葬儀の場面の山肌の曲線や、雨の流れが水たまりに流れていく様、さらにその水たまりにふわっと家が浮かんで写るショットなど、見事な映像描写にも引き込まれてしまう。まさしく、傑作だった。
「やさしい人」
みっともない中年おやじの、ヒステリック映画と一刀両断するには、ちょっとはばかられる一本。監督はギヨーム・ブラックである。
今や落ちぶれたミュージシャンマクシムが、ギターで作曲しているシーンに始まる。ある日、彼を取材に一人のキュートな女の子メロディがやってくる。
みるみるお互いが牽かれ、というか、ほぼ一方的にマクシムが牽かれ、やがて熱い恋仲になるが、メロディが旅行にでかけてから、全く音信不通になる。そして、次第に焦燥感がつのるマクシムは、メロディが元彼と一緒にいる場面をみるに及び、ヒステリックになってしまう。そして、ピストルで脅して、彼女を監禁。

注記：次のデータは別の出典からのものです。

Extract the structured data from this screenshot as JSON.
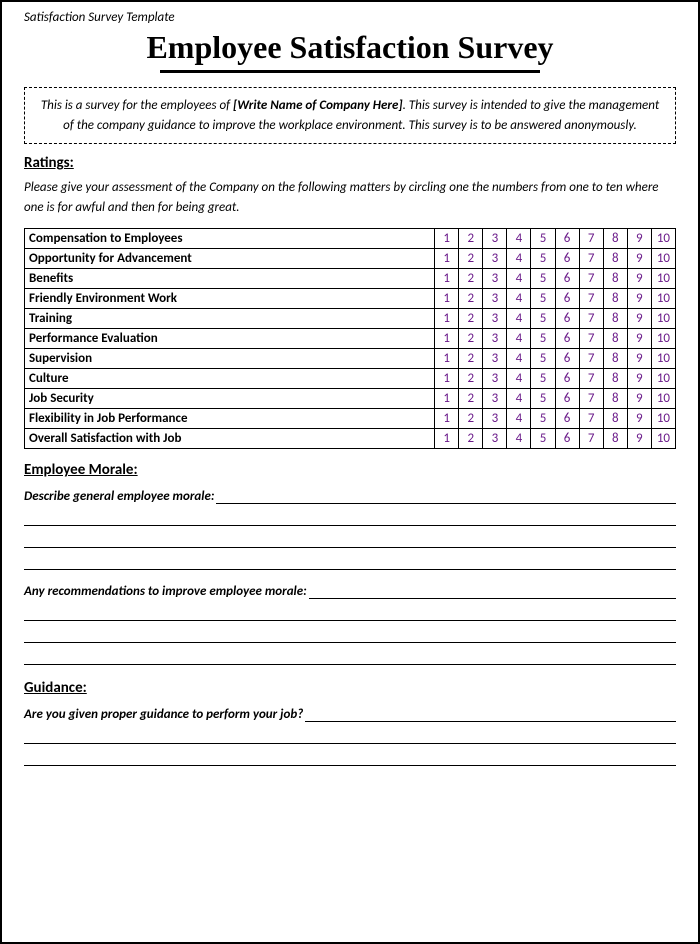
{
  "template_label": "Satisfaction Survey Template",
  "title": "Employee Satisfaction Survey",
  "intro": {
    "part1": "This is a survey for the employees of ",
    "company": "[Write Name of Company Here]",
    "part2": ". This survey is intended to give the management of the company guidance to improve the workplace environment. This survey is to be answered anonymously."
  },
  "ratings": {
    "heading": "Ratings:",
    "instructions": "Please give your assessment of the Company on the following matters by circling one the numbers from one to ten where one is for awful and then for being great.",
    "scale": [
      "1",
      "2",
      "3",
      "4",
      "5",
      "6",
      "7",
      "8",
      "9",
      "10"
    ],
    "items": [
      "Compensation to Employees",
      "Opportunity for Advancement",
      "Benefits",
      "Friendly Environment Work",
      "Training",
      "Performance Evaluation",
      "Supervision",
      "Culture",
      "Job Security",
      "Flexibility in Job Performance",
      "Overall Satisfaction with Job"
    ],
    "number_color": "#6b1b8a"
  },
  "morale": {
    "heading": "Employee Morale:",
    "prompt1": "Describe general employee morale:",
    "prompt2": "Any recommendations to improve employee morale:"
  },
  "guidance": {
    "heading": "Guidance:",
    "prompt": "Are you given proper guidance to perform your job?"
  },
  "colors": {
    "border": "#000000",
    "text": "#000000",
    "background": "#ffffff"
  },
  "fonts": {
    "body": "Calibri, Arial, sans-serif",
    "title": "Times New Roman, serif"
  }
}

しかし、当然警察に捕まる。
ところが、メロディはマクシムの行動をほとんど否定、結局元彼も告発を取り消し、マクシムは釈放される。
飼い犬を効果的に使った導入部と、ちょっと憎めない女好きの父親の存在が、いい感じで始まるのだが、今一つはじけきらないうちに、マクシムのヒステリックシーンへ流れ、みるみる下世話な映画になっていくあたりはいただけない。
結局、釈放された後、父とマクシムが二人で自転車に乗るさわやかなシーンで締めくくり、救いがみられるとはいえ、個人的には好きになれない映画だった。